Supporters praised the plan as an opportunity for students who do not test well to prove their abilities in another way.
"We've heard from some students that they freeze when they do tests but they do well in the classroom. This plan allows them to show how they perform without the added pressure of taking the tests," said board member Beverly Cooper. "I think it's important to catch that group."
But some board members wondered if this might be the wrong kind of help.
Rosa Garcia gave an impassioned speech Wednesday for more stringent standards that would push students to raise their scores, rather than alternatives to passing. She recalled her own life as the daughter of Mexican immigrants and the first person in her family to graduate from college.
"There is no way that I would have gotten to where I am today without rigor.

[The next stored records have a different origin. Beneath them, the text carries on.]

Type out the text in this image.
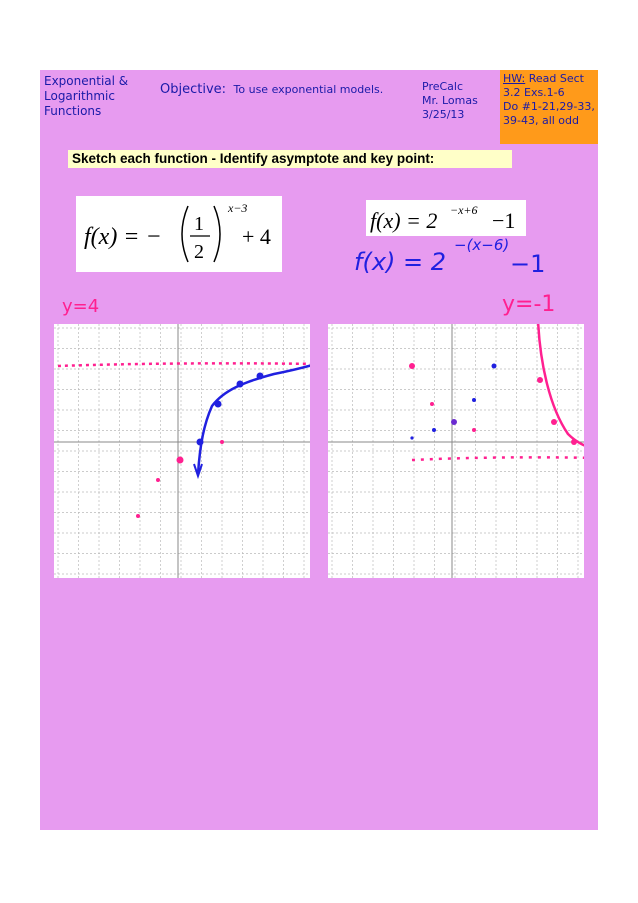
Exponential &
Logarithmic
Functions
Objective: To use exponential models.	PreCalc
Mr. Lomas
3/25/13
HW: Read Sect
3.2 Exs.1-6
Do #1-21,29-33,
39-43, all odd
Sketch each function - Identify asymptote and key point:
f(x) = − 1
2
x−3
+ 4
f(x) = 2 −x+6 −1
f(x) = 2
−(x−6)
−1
y=4	y=-1
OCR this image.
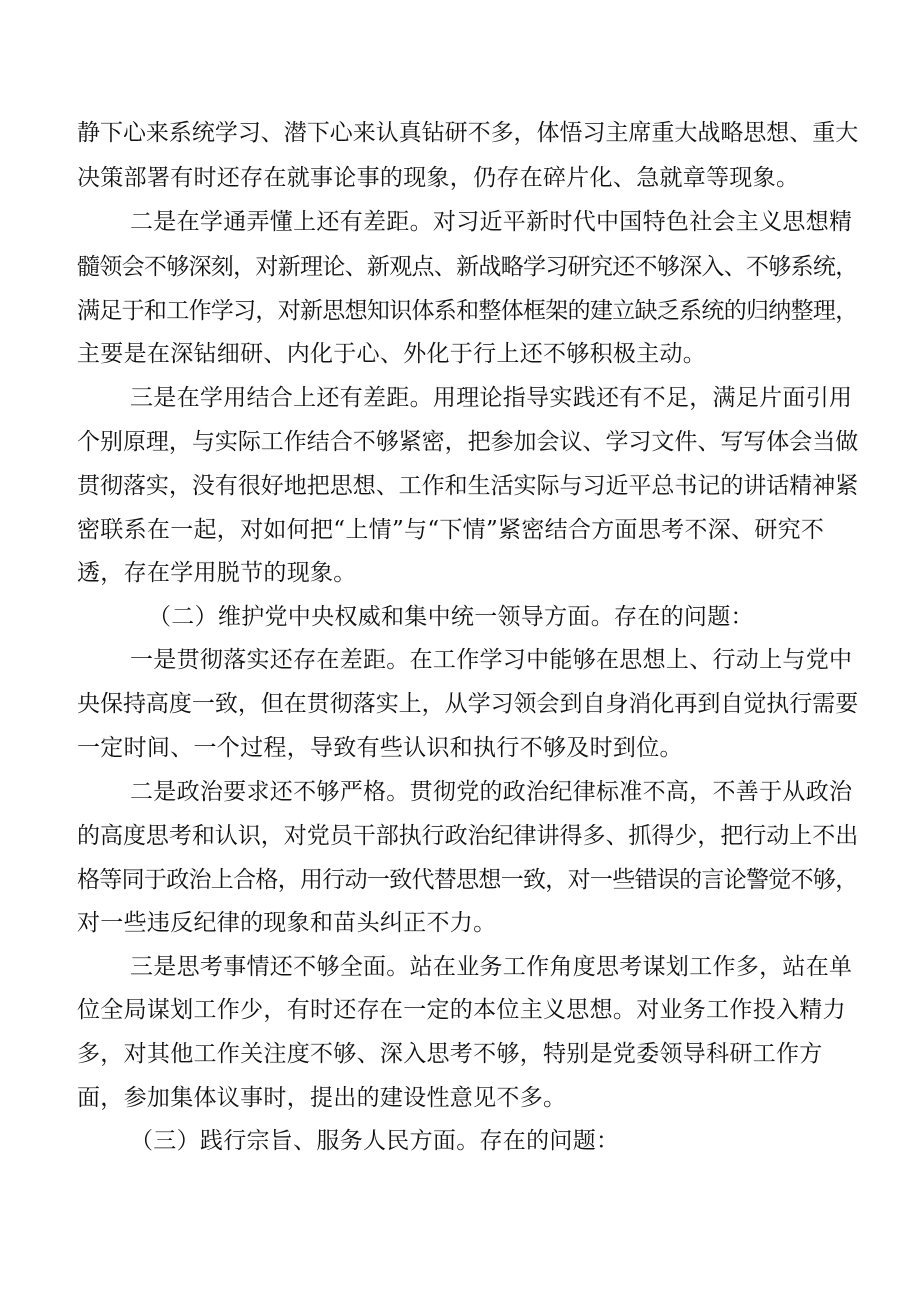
静下心来系统学习、潜下心来认真钻研不多，体悟习主席重大战略思想、重大

决策部署有时还存在就事论事的现象，仍存在碎片化、急就章等现象。

二是在学通弄懂上还有差距。对习近平新时代中国特色社会主义思想精

髓领会不够深刻，对新理论、新观点、新战略学习研究还不够深入、不够系统，

满足于和工作学习，对新思想知识体系和整体框架的建立缺乏系统的归纳整理，

主要是在深钻细研、内化于心、外化于行上还不够积极主动。

三是在学用结合上还有差距。用理论指导实践还有不足，满足片面引用

个别原理，与实际工作结合不够紧密，把参加会议、学习文件、写写体会当做

贯彻落实，没有很好地把思想、工作和生活实际与习近平总书记的讲话精神紧

密联系在一起，对如何把“上情”与“下情”紧密结合方面思考不深、研究不

透，存在学用脱节的现象。

（二）维护党中央权威和集中统一领导方面。存在的问题：

一是贯彻落实还存在差距。在工作学习中能够在思想上、行动上与党中

央保持高度一致，但在贯彻落实上，从学习领会到自身消化再到自觉执行需要

一定时间、一个过程，导致有些认识和执行不够及时到位。

二是政治要求还不够严格。贯彻党的政治纪律标准不高，不善于从政治

的高度思考和认识，对党员干部执行政治纪律讲得多、抓得少，把行动上不出

格等同于政治上合格，用行动一致代替思想一致，对一些错误的言论警觉不够，

对一些违反纪律的现象和苗头纠正不力。

三是思考事情还不够全面。站在业务工作角度思考谋划工作多，站在单

位全局谋划工作少，有时还存在一定的本位主义思想。对业务工作投入精力

多，对其他工作关注度不够、深入思考不够，特别是党委领导科研工作方

面，参加集体议事时，提出的建设性意见不多。

（三）践行宗旨、服务人民方面。存在的问题：
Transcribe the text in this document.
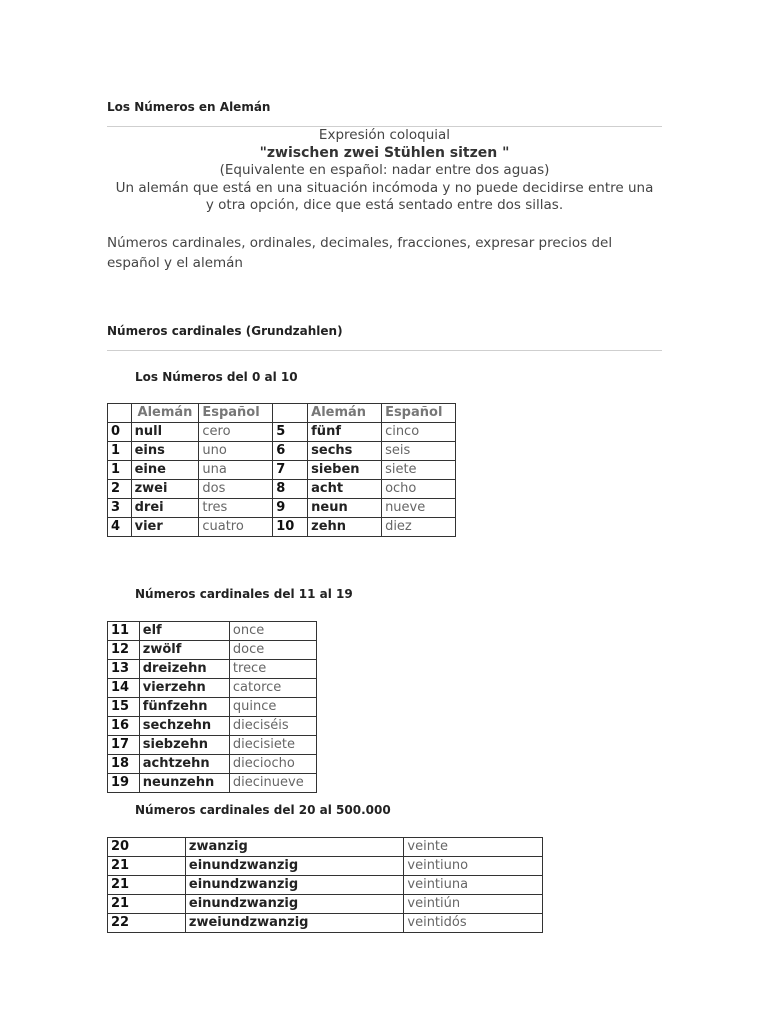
Los Números en Alemán
Expresión coloquial
"zwischen zwei Stühlen sitzen "
(Equivalente en español: nadar entre dos aguas)
Un alemán que está en una situación incómoda y no puede decidirse entre una
y otra opción, dice que está sentado entre dos sillas.

Números cardinales, ordinales, decimales, fracciones, expresar precios del español y el alemán

Números cardinales (Grundzahlen)
Los Números del 0 al 10
	Alemán	Español		Alemán	Español
0	null	cero	5	fünf	cinco
1	eins	uno	6	sechs	seis
1	eine	una	7	sieben	siete
2	zwei	dos	8	acht	ocho
3	drei	tres	9	neun	nueve
4	vier	cuatro	10	zehn	diez
Números cardinales del 11 al 19
11	elf	once
12	zwölf	doce
13	dreizehn	trece
14	vierzehn	catorce
15	fünfzehn	quince
16	sechzehn	dieciséis
17	siebzehn	diecisiete
18	achtzehn	dieciocho
19	neunzehn	diecinueve
Números cardinales del 20 al 500.000
20	zwanzig	veinte
21	einundzwanzig	veintiuno
21	einundzwanzig	veintiuna
21	einundzwanzig	veintiún
22	zweiundzwanzig	veintidós
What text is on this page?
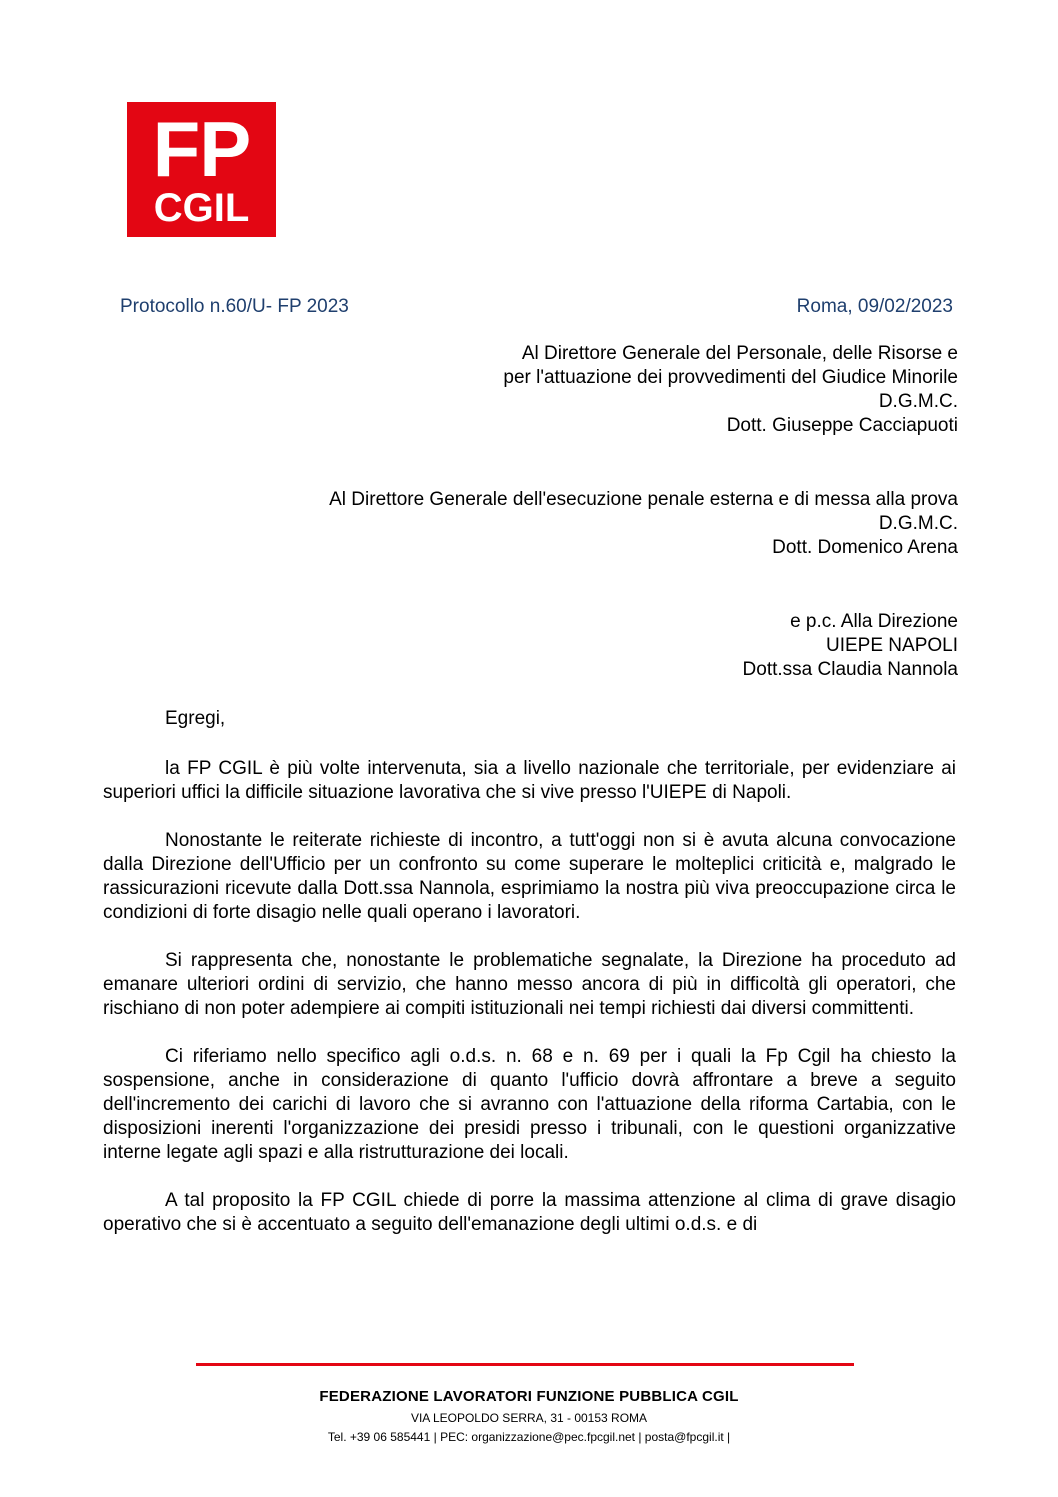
FP
CGIL
Protocollo n.60/U- FP 2023	Roma, 09/02/2023
Al Direttore Generale del Personale, delle Risorse e
per l'attuazione dei provvedimenti del Giudice Minorile
D.G.M.C.
Dott. Giuseppe Cacciapuoti
Al Direttore Generale dell'esecuzione penale esterna e di messa alla prova
D.G.M.C.
Dott. Domenico Arena
e p.c. Alla Direzione
UIEPE NAPOLI
Dott.ssa Claudia Nannola
Egregi,

la FP CGIL è più volte intervenuta, sia a livello nazionale che territoriale, per evidenziare ai superiori uffici la difficile situazione lavorativa che si vive presso l'UIEPE di Napoli.

Nonostante le reiterate richieste di incontro, a tutt'oggi non si è avuta alcuna convocazione dalla Direzione dell'Ufficio per un confronto su come superare le molteplici criticità e, malgrado le rassicurazioni ricevute dalla Dott.ssa Nannola, esprimiamo la nostra più viva preoccupazione circa le condizioni di forte disagio nelle quali operano i lavoratori.

Si rappresenta che, nonostante le problematiche segnalate, la Direzione ha proceduto ad emanare ulteriori ordini di servizio, che hanno messo ancora di più in difficoltà gli operatori, che rischiano di non poter adempiere ai compiti istituzionali nei tempi richiesti dai diversi committenti.

Ci riferiamo nello specifico agli o.d.s. n. 68 e n. 69 per i quali la Fp Cgil ha chiesto la sospensione, anche in considerazione di quanto l'ufficio dovrà affrontare a breve a seguito dell'incremento dei carichi di lavoro che si avranno con l'attuazione della riforma Cartabia, con le disposizioni inerenti l'organizzazione dei presidi presso i tribunali, con le questioni organizzative interne legate agli spazi e alla ristrutturazione dei locali.

A tal proposito la FP CGIL chiede di porre la massima attenzione al clima di grave disagio operativo che si è accentuato a seguito dell'emanazione degli ultimi o.d.s. e di

FEDERAZIONE LAVORATORI FUNZIONE PUBBLICA CGIL
VIA LEOPOLDO SERRA, 31 - 00153 ROMA
Tel. +39 06 585441 | PEC: organizzazione@pec.fpcgil.net | posta@fpcgil.it |
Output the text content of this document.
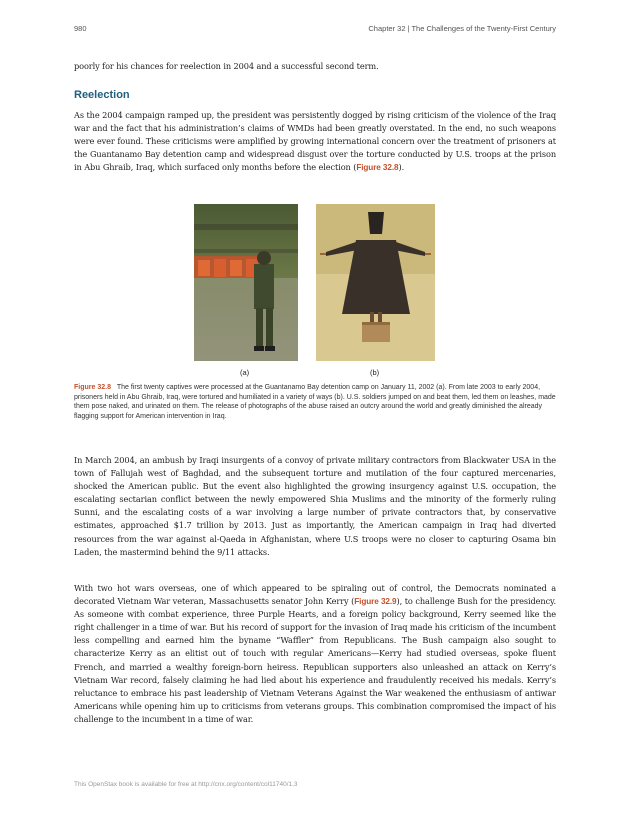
980	Chapter 32 | The Challenges of the Twenty-First Century

poorly for his chances for reelection in 2004 and a successful second term.

Reelection

As the 2004 campaign ramped up, the president was persistently dogged by rising criticism of the violence of the Iraq war and the fact that his administration’s claims of WMDs had been greatly overstated. In the end, no such weapons were ever found. These criticisms were amplified by growing international concern over the treatment of prisoners at the Guantanamo Bay detention camp and widespread disgust over the torture conducted by U.S. troops at the prison in Abu Ghraib, Iraq, which surfaced only months before the election (Figure 32.8).

(a)	(b)

Figure 32.8 The first twenty captives were processed at the Guantanamo Bay detention camp on January 11, 2002 (a). From late 2003 to early 2004, prisoners held in Abu Ghraib, Iraq, were tortured and humiliated in a variety of ways (b). U.S. soldiers jumped on and beat them, led them on leashes, made them pose naked, and urinated on them. The release of photographs of the abuse raised an outcry around the world and greatly diminished the already flagging support for American intervention in Iraq.

In March 2004, an ambush by Iraqi insurgents of a convoy of private military contractors from Blackwater USA in the town of Fallujah west of Baghdad, and the subsequent torture and mutilation of the four captured mercenaries, shocked the American public. But the event also highlighted the growing insurgency against U.S. occupation, the escalating sectarian conflict between the newly empowered Shia Muslims and the minority of the formerly ruling Sunni, and the escalating costs of a war involving a large number of private contractors that, by conservative estimates, approached $1.7 trillion by 2013. Just as importantly, the American campaign in Iraq had diverted resources from the war against al-Qaeda in Afghanistan, where U.S troops were no closer to capturing Osama bin Laden, the mastermind behind the 9/11 attacks.

With two hot wars overseas, one of which appeared to be spiraling out of control, the Democrats nominated a decorated Vietnam War veteran, Massachusetts senator John Kerry (Figure 32.9), to challenge Bush for the presidency. As someone with combat experience, three Purple Hearts, and a foreign policy background, Kerry seemed like the right challenger in a time of war. But his record of support for the invasion of Iraq made his criticism of the incumbent less compelling and earned him the byname “Waffler” from Republicans. The Bush campaign also sought to characterize Kerry as an elitist out of touch with regular Americans—Kerry had studied overseas, spoke fluent French, and married a wealthy foreign-born heiress. Republican supporters also unleashed an attack on Kerry’s Vietnam War record, falsely claiming he had lied about his experience and fraudulently received his medals. Kerry’s reluctance to embrace his past leadership of Vietnam Veterans Against the War weakened the enthusiasm of antiwar Americans while opening him up to criticisms from veterans groups. This combination compromised the impact of his challenge to the incumbent in a time of war.

This OpenStax book is available for free at http://cnx.org/content/col11740/1.3
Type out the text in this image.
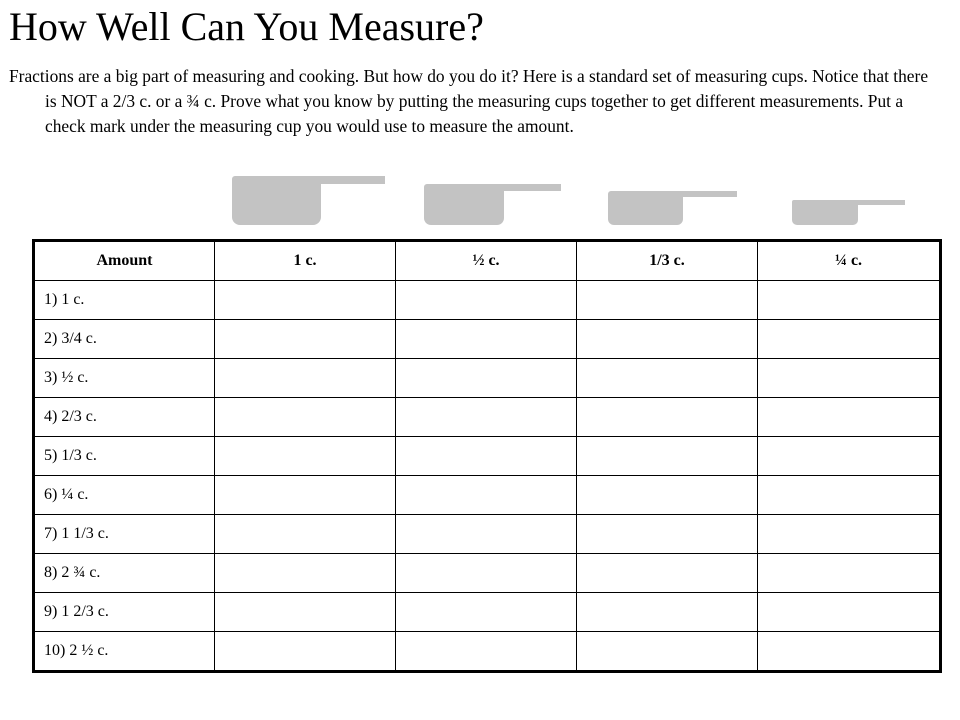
How Well Can You Measure?
Fractions are a big part of measuring and cooking. But how do you do it? Here is a standard set of measuring cups. Notice that there is NOT a 2/3 c. or a ¾ c. Prove what you know by putting the measuring cups together to get different measurements. Put a check mark under the measuring cup you would use to measure the amount.
Amount	1 c.	½ c.	1/3 c.	¼ c.
1) 1 c.				
2) 3/4 c.				
3) ½ c.				
4) 2/3 c.				
5) 1/3 c.				
6) ¼ c.				
7) 1 1/3 c.				
8) 2 ¾ c.				
9) 1 2/3 c.				
10) 2 ½ c.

There is no way I would have gotten to where I am today without access to high-quality education," she said.
She cautioned fellow board members to make sure that students who need additional help are getting it.
"I would have serious concerns about rushing into a decision until we have looked at all those areas carefully," she said.
Garcia said she was skeptical that all students who resort to a research project would get good supervision.
"We don't have comprehensive interventions across the state. Not all students have access to tutors and instructors who can help," she said after the hearing.
The vote on Grasmick's plan followed a failed attempt by board member Blair Ewing to delay a vote on the proposal until next September and to put off implementation until fall 2010.
"I think it's not timely," Ewing said. "I think it doesn't give us the time we need to make sure that the supports are there."
A gathering of school superintendents, however, testified to the board Tuesday that now would be as good a time as any.
Baltimore County Schools Superintendent Joe Hairston said that disadvantaged children would be the ones to benefit.
"Even with the best intervention, we know that we have some students who will need additional ways to demonstrate proficiency," he said. "The bridge plan provides another way."
Cecil County Schools Superintendent Carl Roberts said Wednesday that he hoped the need for Grasmick's plan would decrease with time as more students pass their tests.
"As we become more familiar with the HSAs, instruction will be more aligned, and students will be more comfortable taking the assessments," he said.
At present, 7,000 Maryland juniors have yet to pass the algebra assessment. But the state Department of Education estimates that no more than 3,000 students are in danger of failing to pass all of their required tests before graduation.
Students can retake a test up to five times a year.
"We expect the numbers (of students failing tests) to be fairly minimal once they've had more opportunities to take them," said Bill Reinhard, a Department of Education spokesman.